Czwartek, 7 grudnia. Dochodziła godzina 18:40. Patrol z Referatu V był akurat w drodze, bo dostał ze Stanowiska Kierowania zlecenie podjęcia pewnej interwencji. Radiowóz jechał ulicą Chałubińskiego. W pewnym momencie strażnicy zauważyli, jak tuż przed przejściem dla pieszych jeden samochód uderza w tył drugiego.

Mundurowi natychmiast zatrzymali swój pojazd, by sprawdzić czy wskutek zderzenia nikt nie ucierpiał. A ponieważ wszystko działo się niemalże na przejściu dla pieszych, a ulicą poruszało się wiele aut - miejsce kolizji należało odpowiednio zabezpieczyć.

Ani jednemu, ani drugiemu kierowcy nic się nie stało. Żaden z nich nie skarżył się na jakiekolwiek dolegliwości.

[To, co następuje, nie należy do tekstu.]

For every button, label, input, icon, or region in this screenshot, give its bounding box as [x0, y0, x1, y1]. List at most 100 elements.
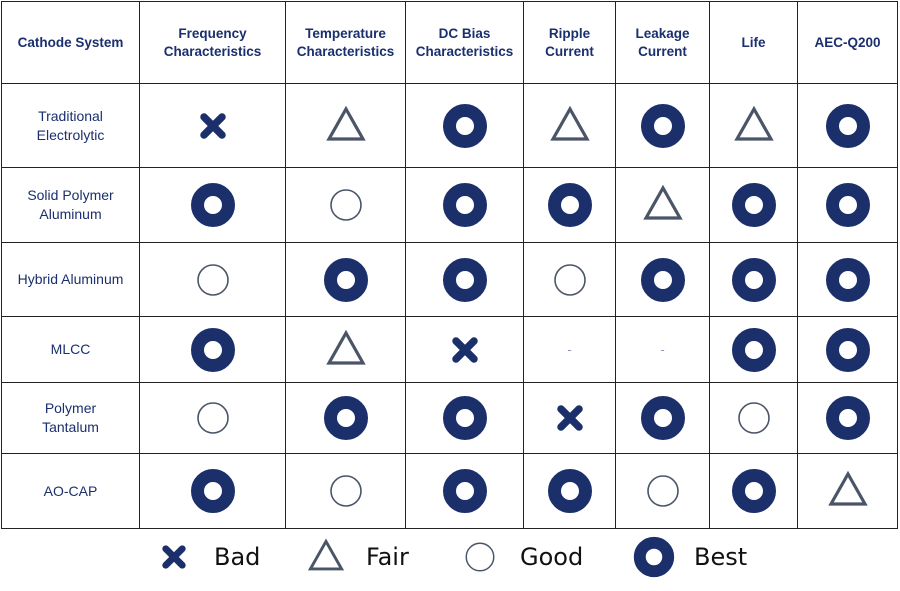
rating-cell: [615, 382, 710, 454]
column-header: Cathode System: [1, 1, 140, 84]
comparison-table: Cathode System Frequency Characteristics T…: [1, 1, 898, 529]
triangle-icon: [546, 102, 594, 150]
rating-cell: [797, 167, 898, 243]
row-label: Traditional Electrolytic: [1, 83, 140, 168]
row-label: Polymer Tantalum: [1, 382, 140, 454]
dash-mark: -: [660, 341, 665, 357]
rating-cell: [523, 167, 616, 243]
rating-cell: [285, 316, 406, 383]
table-row: Hybrid Aluminum: [1, 242, 898, 317]
filled-ring-icon: [730, 256, 778, 304]
filled-ring-icon: [189, 326, 237, 374]
triangle-icon: [824, 467, 872, 515]
filled-ring-icon: [824, 181, 872, 229]
row-label: Hybrid Aluminum: [1, 242, 140, 317]
rating-cell: [709, 382, 798, 454]
legend-item-bad: Bad: [152, 528, 260, 586]
rating-cell: [405, 382, 524, 454]
legend-label: Good: [520, 543, 584, 571]
filled-ring-icon: [322, 256, 370, 304]
legend-label: Best: [694, 543, 748, 571]
triangle-icon: [639, 181, 687, 229]
legend-item-fair: Fair: [304, 528, 409, 586]
rating-cell: [285, 242, 406, 317]
column-header: Life: [709, 1, 798, 84]
filled-ring-icon: [441, 181, 489, 229]
column-header: AEC-Q200: [797, 1, 898, 84]
rating-cell: [285, 83, 406, 168]
filled-ring-icon: [189, 467, 237, 515]
filled-ring-icon: [546, 467, 594, 515]
rating-cell: [285, 167, 406, 243]
rating-cell: [709, 242, 798, 317]
open-circle-icon: [322, 181, 370, 229]
rating-cell: [405, 453, 524, 529]
triangle-icon: [730, 102, 778, 150]
filled-ring-icon: [824, 102, 872, 150]
rating-cell: [405, 242, 524, 317]
filled-ring-icon: [639, 256, 687, 304]
table-row: Solid Polymer Aluminum: [1, 167, 898, 243]
filled-ring-icon: [639, 394, 687, 442]
rating-cell: [523, 453, 616, 529]
filled-ring-icon: [322, 394, 370, 442]
open-circle-icon: [189, 394, 237, 442]
rating-cell: [709, 316, 798, 383]
rating-cell: [709, 453, 798, 529]
filled-ring-icon: [639, 102, 687, 150]
table-row: MLCC - -: [1, 316, 898, 383]
legend: Bad Fair Good Best: [0, 528, 900, 586]
filled-ring-icon: [730, 467, 778, 515]
rating-cell: -: [523, 316, 616, 383]
x-mark-icon: [189, 102, 237, 150]
row-label: AO-CAP: [1, 453, 140, 529]
row-label: Solid Polymer Aluminum: [1, 167, 140, 243]
column-header: Leakage Current: [615, 1, 710, 84]
rating-cell: [139, 167, 286, 243]
legend-label: Fair: [366, 543, 409, 571]
rating-cell: [709, 83, 798, 168]
triangle-icon: [322, 102, 370, 150]
x-mark-icon: [441, 326, 489, 374]
rating-cell: [523, 382, 616, 454]
filled-ring-icon: [441, 467, 489, 515]
filled-ring-icon: [546, 181, 594, 229]
column-header: Ripple Current: [523, 1, 616, 84]
rating-cell: [615, 453, 710, 529]
table-body: Traditional Electrolytic Solid Polymer Al…: [1, 83, 898, 529]
rating-cell: [797, 382, 898, 454]
filled-ring-icon: [441, 394, 489, 442]
row-label: MLCC: [1, 316, 140, 383]
open-circle-icon: [189, 256, 237, 304]
rating-cell: [615, 242, 710, 317]
rating-cell: [139, 242, 286, 317]
legend-label: Bad: [214, 543, 261, 571]
open-circle-icon: [730, 394, 778, 442]
table-row: Polymer Tantalum: [1, 382, 898, 454]
open-circle-icon: [458, 535, 502, 579]
rating-cell: [139, 316, 286, 383]
rating-cell: [797, 316, 898, 383]
filled-ring-icon: [824, 256, 872, 304]
rating-cell: [405, 316, 524, 383]
column-header: Temperature Characteristics: [285, 1, 406, 84]
column-header: Frequency Characteristics: [139, 1, 286, 84]
filled-ring-icon: [632, 535, 676, 579]
rating-cell: -: [615, 316, 710, 383]
rating-cell: [797, 453, 898, 529]
triangle-icon: [322, 326, 370, 374]
x-mark-icon: [152, 535, 196, 579]
rating-cell: [523, 83, 616, 168]
header-row: Cathode System Frequency Characteristics T…: [1, 1, 898, 84]
rating-cell: [523, 242, 616, 317]
rating-cell: [405, 83, 524, 168]
legend-item-good: Good: [458, 528, 583, 586]
open-circle-icon: [322, 467, 370, 515]
table-row: Traditional Electrolytic: [1, 83, 898, 168]
rating-cell: [797, 83, 898, 168]
rating-cell: [285, 382, 406, 454]
rating-cell: [797, 242, 898, 317]
open-circle-icon: [639, 467, 687, 515]
triangle-icon: [304, 535, 348, 579]
rating-cell: [405, 167, 524, 243]
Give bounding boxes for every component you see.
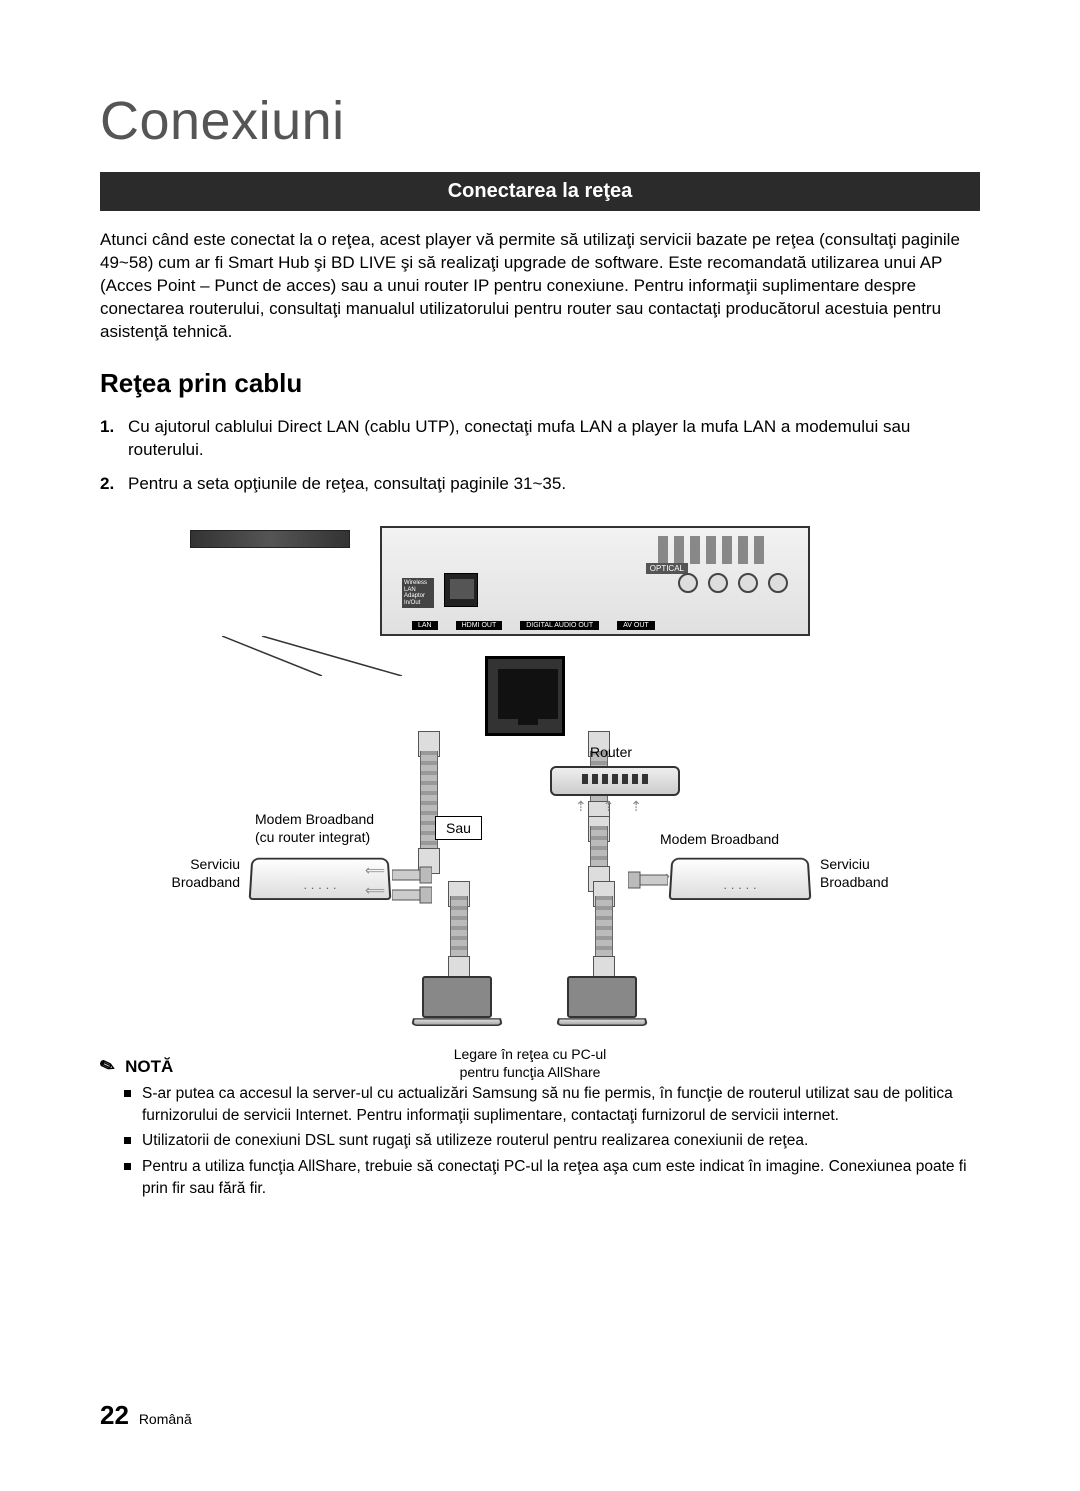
router-label: Router: [590, 744, 632, 762]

W zdarzeniu nie uczestniczyli piesi. Dlatego też wzywanie karetki pogotowia nie było konieczne – mówi młodszy specjalista Maciej Elijasz. Najbardziej ucierpiał pojazd, którego kierowca nie zdążył wyhamować. Musieliśmy poprosić straż pożarną, aby zneutralizowała skutki wycieku płynów eksploatacyjnych – dodaje.

Uczestniczące w kolizji pojazdy zostały zepchnięte z jezdni, żeby nie stwarzały zagrożenia dla innych uczestników ruchu. Oświadczenie o przyczynach i okolicznościach zdarzenia kierowcy sporządzili sami.